Dispatches by Michael Herr, Picador Classics Paperback, 1977, p. 272.
5 stars.
It is really tough to review those books that touch you on such a deep level, change your thinking regarding a topic and leave you a different person. I read a lot of war and military themed fiction and non-fiction, and consider myself not an expert, but an enthusiast in this field. I had become jaded – since reading Matterhorn a couple of years ago, no war novel (covering a real life war) had come close to romancing me – and no non-fiction about war was as engaging anymore. Until I picked up Dispatches. It was a Classics Club Spin – and it just proves that sometimes you need a little encouragement to read books that might become favourites in the future.
I will try to offer my opinions and impressions of this book, but I can assure you that they will be childish, trivial and kitsch in comparison to the actual work reviewed. Dispatches starts with a chapter entitled “Breathing In” and as I started reading it I thought it was about literally breathing in the air in Vietnam. Herr uses the senses in exquisite ways to convey the story, and I just thought the chapter was alluding to that. Once I realised the final chapter was entitled “Breathing Out” I became sure that these chapters were in reference to death, and the writers’ brush with death and his survival. Dispatches talks about death in a unique fashion, treating it as a gruesome reality that is viewed by some as a spectator sport. It was only when I sat back and thought more about the book and the final chapter that it became clear that Herr was talking about things on a much grander scale, a much deeper scale, then I could fully appreciate.
The book holds its breath from the first page to the last – and it reflects the way that Herr sees his time in Vietnam.
He held his breath, and he ceased to exist outside of Vietnam, his time in the war there meant he had lived two different and completely disparate lives – the life ‘back home’ and the time in country, when he was holding his breath.
I also think it is in homage to the fact that the young men who were over in Vietnam stopped living as soon as they were in Vietnam, to the Americans at home they were fighting an unpopular war and were almost invisible – and soldiers deaths were often under-reported. They stopped living in the minds of their commanding officers, the brass and the politicians – they became bodies to be utilised in a grand-scale and ultimately doomed chess game. Most horrifying of all however, is that they stopped living in their own minds – Vietnam came to consume them, and for so many, death or serious injury was a welcome vacation away from their horrible reality, Herr describes more soldiers dealing with insanity and mental illness than soldiers processing their time healthily. Because in reality, how can you process a war such as Vietnam healthily?

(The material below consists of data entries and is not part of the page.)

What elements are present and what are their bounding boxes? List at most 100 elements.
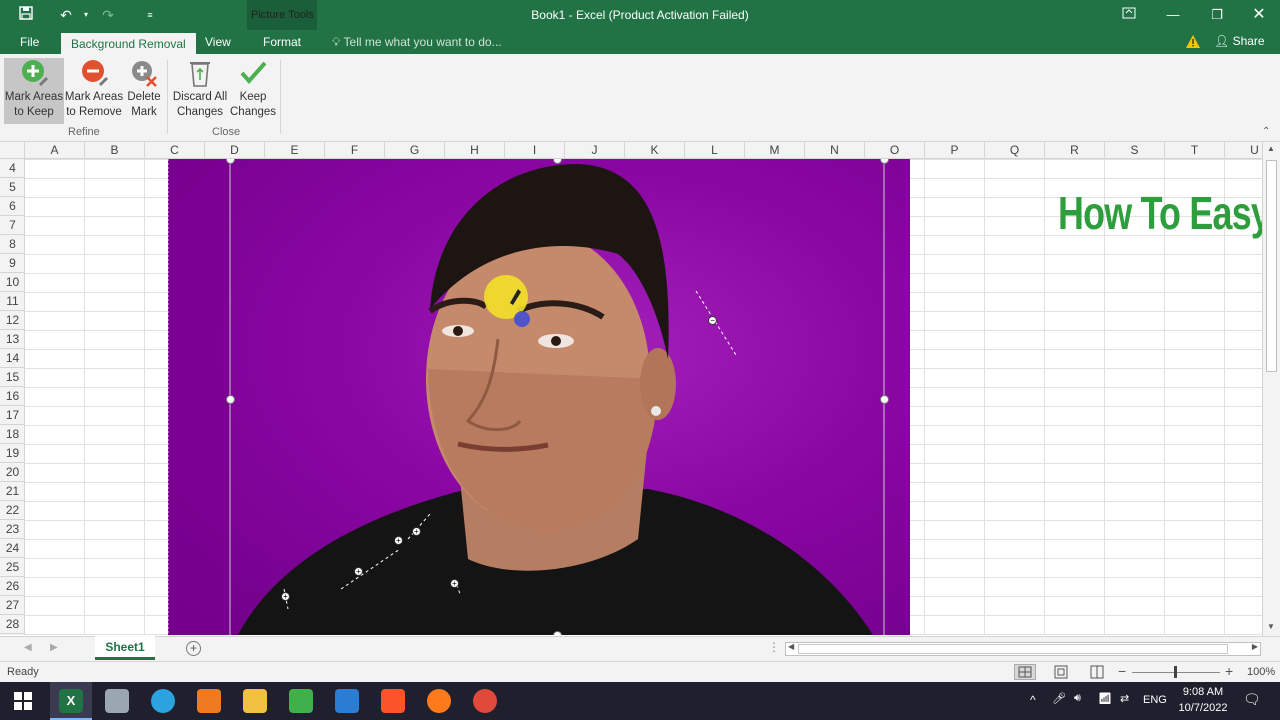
- zoom-in-icon[interactable]: +: [1225, 663, 1233, 679]
- column-header[interactable]: A: [25, 142, 85, 159]
- row-header[interactable]: 25: [0, 558, 24, 577]
- share-button[interactable]: 👤︎ Share: [1214, 34, 1265, 48]
- discard-all-changes-button[interactable]: Discard All Changes: [172, 58, 228, 124]
- row-header[interactable]: 15: [0, 368, 24, 387]
- page-layout-icon[interactable]: [1052, 665, 1070, 679]
- zoom-level[interactable]: 100%: [1247, 666, 1275, 678]
- column-header[interactable]: K: [625, 142, 685, 159]
- warning-icon[interactable]: [1185, 34, 1201, 50]
- row-header[interactable]: 7: [0, 216, 24, 235]
- volume-icon[interactable]: 🔊︎: [1074, 692, 1081, 705]
- row-header[interactable]: 20: [0, 463, 24, 482]
- row-header[interactable]: 11: [0, 292, 24, 311]
- restore-button[interactable]: ❐: [1206, 6, 1228, 24]
- page-break-preview-icon[interactable]: [1088, 665, 1106, 679]
- column-header[interactable]: C: [145, 142, 205, 159]
- row-header[interactable]: 24: [0, 539, 24, 558]
- row-header[interactable]: 16: [0, 387, 24, 406]
- mail-app-icon[interactable]: [335, 689, 359, 713]
- column-header[interactable]: S: [1105, 142, 1165, 159]
- tab-file[interactable]: File: [20, 35, 39, 49]
- delete-mark-button[interactable]: Delete Mark: [124, 58, 164, 124]
- row-header[interactable]: 12: [0, 311, 24, 330]
- column-header[interactable]: F: [325, 142, 385, 159]
- next-sheet-icon[interactable]: ▶: [50, 642, 58, 653]
- row-header[interactable]: 9: [0, 254, 24, 273]
- column-header[interactable]: L: [685, 142, 745, 159]
- tray-overflow-icon[interactable]: ^: [1030, 693, 1036, 707]
- row-header[interactable]: 14: [0, 349, 24, 368]
- zoom-slider[interactable]: [1132, 666, 1220, 678]
- normal-view-icon[interactable]: [1014, 664, 1036, 680]
- select-all-corner[interactable]: [0, 142, 25, 159]
- row-header[interactable]: 10: [0, 273, 24, 292]
- horizontal-scroll-thumb[interactable]: [798, 644, 1228, 654]
- wifi-icon[interactable]: 📶︎: [1098, 692, 1112, 705]
- row-header[interactable]: 21: [0, 482, 24, 501]
- tell-me-box[interactable]: 💡︎ Tell me what you want to do...: [332, 35, 502, 50]
- prev-sheet-icon[interactable]: ◀: [24, 642, 32, 653]
- mark-areas-to-remove-button[interactable]: Mark Areas to Remove: [64, 58, 124, 124]
- chrome-browser-icon[interactable]: [473, 689, 497, 713]
- scroll-down-icon[interactable]: ▼: [1267, 622, 1275, 631]
- resize-handle[interactable]: [226, 395, 235, 404]
- row-header[interactable]: 5: [0, 178, 24, 197]
- column-header[interactable]: N: [805, 142, 865, 159]
- row-header[interactable]: 23: [0, 520, 24, 539]
- row-header[interactable]: 13: [0, 330, 24, 349]
- row-header[interactable]: 19: [0, 444, 24, 463]
- column-header[interactable]: D: [205, 142, 265, 159]
- scroll-left-icon[interactable]: ◀: [786, 642, 794, 651]
- row-header[interactable]: 27: [0, 596, 24, 615]
- splitter-icon[interactable]: ⋮: [768, 640, 780, 654]
- resize-handle[interactable]: [880, 395, 889, 404]
- column-header[interactable]: O: [865, 142, 925, 159]
- network-icon[interactable]: ⇄: [1120, 692, 1129, 705]
- scroll-up-icon[interactable]: ▲: [1267, 144, 1275, 153]
- camtasia-app-icon[interactable]: [289, 689, 313, 713]
- keep-mark-icon[interactable]: +: [354, 567, 363, 576]
- column-header[interactable]: P: [925, 142, 985, 159]
- column-header[interactable]: M: [745, 142, 805, 159]
- column-header[interactable]: R: [1045, 142, 1105, 159]
- minimize-button[interactable]: —: [1162, 6, 1184, 24]
- clock-date[interactable]: 10/7/2022: [1172, 702, 1234, 714]
- keep-mark-icon[interactable]: +: [394, 536, 403, 545]
- file-explorer-icon[interactable]: [243, 689, 267, 713]
- row-header[interactable]: 22: [0, 501, 24, 520]
- column-header[interactable]: I: [505, 142, 565, 159]
- microphone-icon[interactable]: 🎤︎: [1052, 692, 1066, 705]
- windows-start-icon[interactable]: [14, 692, 32, 713]
- horizontal-scrollbar[interactable]: ◀ ▶: [785, 642, 1261, 656]
- row-header[interactable]: 4: [0, 159, 24, 178]
- resize-handle[interactable]: [553, 631, 562, 635]
- column-header[interactable]: T: [1165, 142, 1225, 159]
- notification-icon[interactable]: 🗨︎: [1243, 691, 1261, 708]
- vertical-scrollbar[interactable]: ▲ ▼: [1262, 142, 1280, 636]
- firefox-browser-icon[interactable]: [427, 689, 451, 713]
- taskbar-excel-active[interactable]: X: [50, 682, 92, 720]
- keep-changes-button[interactable]: Keep Changes: [230, 58, 276, 124]
- language-indicator[interactable]: ENG: [1143, 694, 1167, 706]
- tab-view[interactable]: View: [205, 35, 231, 49]
- column-header[interactable]: G: [385, 142, 445, 159]
- picture-background-removal[interactable]: − + + + + +: [168, 159, 910, 635]
- mark-areas-to-keep-button[interactable]: Mark Areas to Keep: [4, 58, 64, 124]
- column-header[interactable]: E: [265, 142, 325, 159]
- ribbon-display-icon[interactable]: [1118, 6, 1140, 24]
- brave-browser-icon[interactable]: [381, 689, 405, 713]
- xampp-app-icon[interactable]: [197, 689, 221, 713]
- row-header[interactable]: 18: [0, 425, 24, 444]
- clock-time[interactable]: 9:08 AM: [1176, 686, 1230, 698]
- column-header[interactable]: Q: [985, 142, 1045, 159]
- remove-mark-icon[interactable]: −: [708, 316, 717, 325]
- zoom-out-icon[interactable]: −: [1118, 663, 1126, 679]
- row-header[interactable]: 17: [0, 406, 24, 425]
- tab-format[interactable]: Format: [263, 35, 301, 49]
- row-header[interactable]: 26: [0, 577, 24, 596]
- sheet-tab[interactable]: Sheet1: [95, 636, 155, 660]
- calculator-app-icon[interactable]: [105, 689, 129, 713]
- keep-mark-icon[interactable]: +: [412, 527, 421, 536]
- close-button[interactable]: ✕: [1248, 6, 1270, 24]
- telegram-app-icon[interactable]: [151, 689, 175, 713]
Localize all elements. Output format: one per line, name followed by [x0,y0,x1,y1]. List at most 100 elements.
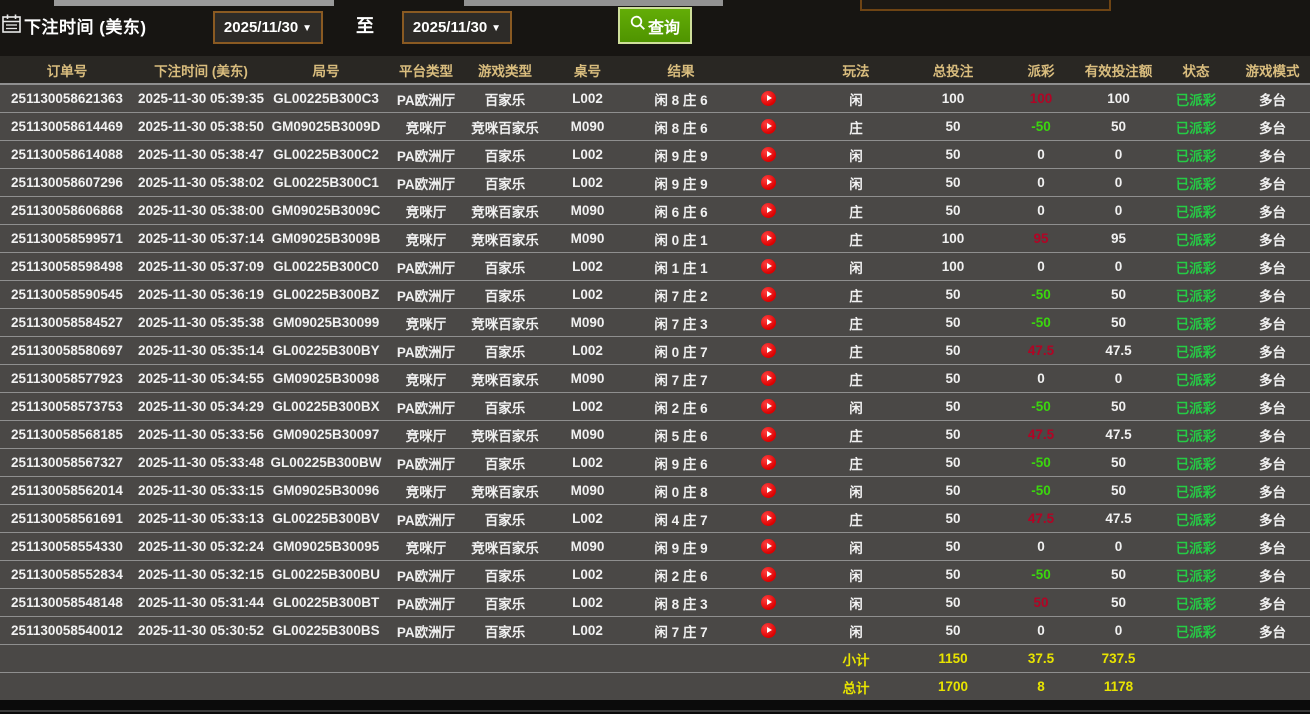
game-type-cell: 百家乐 [468,504,542,533]
game-type-cell: 百家乐 [468,448,542,477]
table-no-cell: M090 [542,532,633,561]
valid-bet-cell: 0 [1080,616,1157,645]
round-cell: GM09025B30097 [268,420,384,449]
play-icon[interactable] [761,623,776,639]
mode-cell: 多台 [1235,616,1310,645]
round-cell: GM09025B30095 [268,532,384,561]
bets-table: 订单号 下注时间 (美东) 局号 平台类型 游戏类型 桌号 结果 玩法 总投注 … [0,56,1310,701]
order-cell: 251130058621363 [0,84,134,113]
time-cell: 2025-11-30 05:35:38 [134,308,268,337]
play-icon[interactable] [761,371,776,387]
play-icon[interactable] [761,147,776,163]
play-icon[interactable] [761,91,776,107]
status-cell: 已派彩 [1157,168,1235,197]
payout-cell: -50 [1002,308,1080,337]
table-no-cell: L002 [542,588,633,617]
play-icon[interactable] [761,287,776,303]
bet-cell: 50 [904,392,1002,421]
col-play: 玩法 [808,56,904,85]
replay-cell [729,168,808,197]
play-cell: 闲 [808,140,904,169]
play-icon[interactable] [761,203,776,219]
play-cell: 闲 [808,532,904,561]
valid-bet-cell: 0 [1080,168,1157,197]
play-icon[interactable] [761,455,776,471]
round-cell: GL00225B300C0 [268,252,384,281]
valid-bet-cell: 0 [1080,532,1157,561]
platform-cell: 竞咪厅 [384,196,468,225]
status-cell: 已派彩 [1157,336,1235,365]
bet-cell: 50 [904,112,1002,141]
round-cell: GM09025B30099 [268,308,384,337]
table-no-cell: M090 [542,308,633,337]
table-row: 251130058540012 2025-11-30 05:30:52 GL0022… [0,616,1310,645]
play-icon[interactable] [761,539,776,555]
subtotal-valid: 737.5 [1080,644,1157,673]
result-cell: 闲 7 庄 2 [633,280,729,309]
play-icon[interactable] [761,343,776,359]
time-cell: 2025-11-30 05:37:14 [134,224,268,253]
valid-bet-cell: 50 [1080,588,1157,617]
table-row: 251130058580697 2025-11-30 05:35:14 GL0022… [0,336,1310,365]
play-icon[interactable] [761,399,776,415]
table-row: 251130058598498 2025-11-30 05:37:09 GL0022… [0,252,1310,281]
col-bet: 总投注 [904,56,1002,85]
play-icon[interactable] [761,119,776,135]
play-icon[interactable] [761,175,776,191]
payout-cell: 0 [1002,616,1080,645]
table-row: 251130058599571 2025-11-30 05:37:14 GM0902… [0,224,1310,253]
table-no-cell: M090 [542,112,633,141]
play-icon[interactable] [761,427,776,443]
platform-cell: 竞咪厅 [384,364,468,393]
play-icon[interactable] [761,259,776,275]
table-no-cell: L002 [542,140,633,169]
table-no-cell: M090 [542,364,633,393]
platform-cell: PA欧洲厅 [384,504,468,533]
search-button[interactable]: 查询 [618,7,692,44]
time-cell: 2025-11-30 05:33:56 [134,420,268,449]
bet-cell: 50 [904,532,1002,561]
replay-cell [729,476,808,505]
round-cell: GL00225B300C1 [268,168,384,197]
result-cell: 闲 2 庄 6 [633,392,729,421]
col-platform: 平台类型 [384,56,468,85]
play-icon[interactable] [761,231,776,247]
table-row: 251130058621363 2025-11-30 05:39:35 GL0022… [0,84,1310,113]
time-cell: 2025-11-30 05:34:29 [134,392,268,421]
mode-cell: 多台 [1235,168,1310,197]
order-cell: 251130058567327 [0,448,134,477]
play-cell: 庄 [808,280,904,309]
play-icon[interactable] [761,511,776,527]
play-cell: 闲 [808,476,904,505]
replay-cell [729,112,808,141]
date-from-select[interactable]: 2025/11/30 ▼ [213,11,323,44]
order-cell: 251130058590545 [0,280,134,309]
replay-cell [729,616,808,645]
bottom-divider [0,710,1310,712]
play-icon[interactable] [761,483,776,499]
bet-cell: 50 [904,588,1002,617]
replay-cell [729,448,808,477]
order-cell: 251130058614469 [0,112,134,141]
round-cell: GL00225B300BT [268,588,384,617]
result-cell: 闲 7 庄 3 [633,308,729,337]
table-no-cell: L002 [542,252,633,281]
platform-cell: PA欧洲厅 [384,392,468,421]
play-icon[interactable] [761,567,776,583]
table-row: 251130058561691 2025-11-30 05:33:13 GL0022… [0,504,1310,533]
result-cell: 闲 1 庄 1 [633,252,729,281]
time-cell: 2025-11-30 05:38:50 [134,112,268,141]
table-no-cell: L002 [542,392,633,421]
replay-cell [729,140,808,169]
valid-bet-cell: 95 [1080,224,1157,253]
table-no-cell: L002 [542,560,633,589]
table-row: 251130058577923 2025-11-30 05:34:55 GM0902… [0,364,1310,393]
play-icon[interactable] [761,315,776,331]
order-cell: 251130058568185 [0,420,134,449]
status-cell: 已派彩 [1157,196,1235,225]
date-to-select[interactable]: 2025/11/30 ▼ [402,11,512,44]
play-cell: 庄 [808,420,904,449]
filter-bar: 下注时间 (美东) 2025/11/30 ▼ 至 2025/11/30 ▼ 查询 [0,0,1310,56]
play-icon[interactable] [761,595,776,611]
table-no-cell: L002 [542,168,633,197]
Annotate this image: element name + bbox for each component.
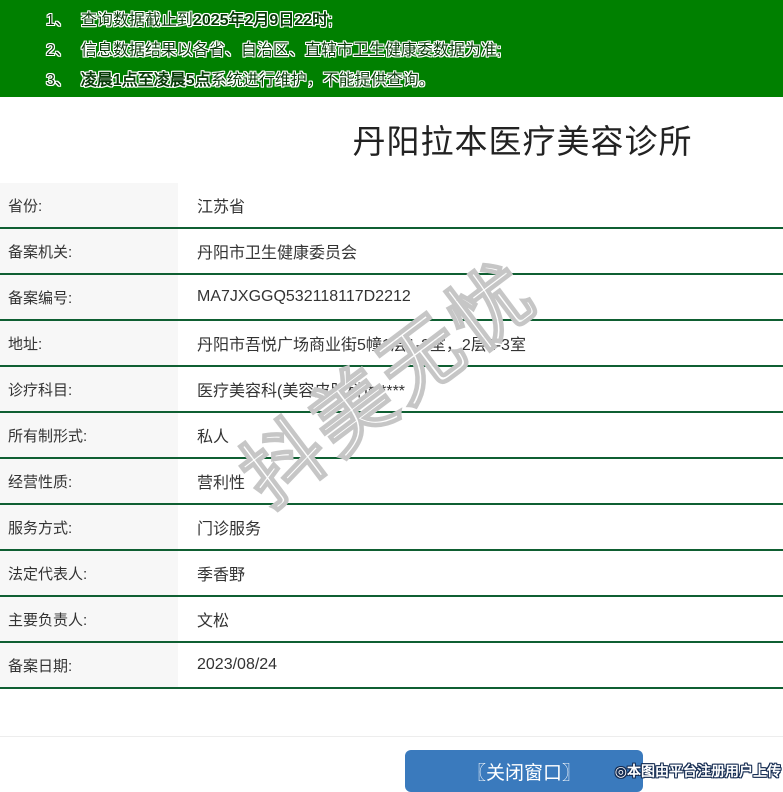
info-table: 省份: 江苏省 备案机关: 丹阳市卫生健康委员会 备案编号: MA7JXGGQ5… xyxy=(0,183,783,689)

Dispatches is not written from memories of a soldier’s time, Herr was a war correspondent who was sent to Vietnam for Esquire magazine. The soldiers don’t understand why he is there (he chose to be there, they were ordered), and it seems that the other correspondents working for the larger papers look down at him for writing for a ‘lesser’ publication. I just think that there is such an element of irony to Dispatches that most people won’t ever read those news reports sent back to the states (unless one is a historian, really) but Michael Herr’s novel is rightfully considered a classic and will be read by many generations in the future.
The introduction to this book, which I read after reading the book itself, is enlightening. Kevin Powers was a serving soldier in the U.S. Army when he read Dispatches in Iraq and while reading his very harrowing introduction, one his passages made clear to me why Dispatches is such a hard hitting book:
“What readers of Dispatches have is meaningful reportage about death. It is in my estimation the most lucid, resolute, and compassionate writing to have ever been done on the subject. It sets aside every manner of illusory thinking that would distract us as readers from the fact that war is in the simplest terms an industry of which death is the sole product.” p. ix
Dispatches is one of the best books about war I have ever read. (And I’ve read dozens, maybe even hundreds) It’s a firm favourite for me, and I will certainly be revisiting it in the future.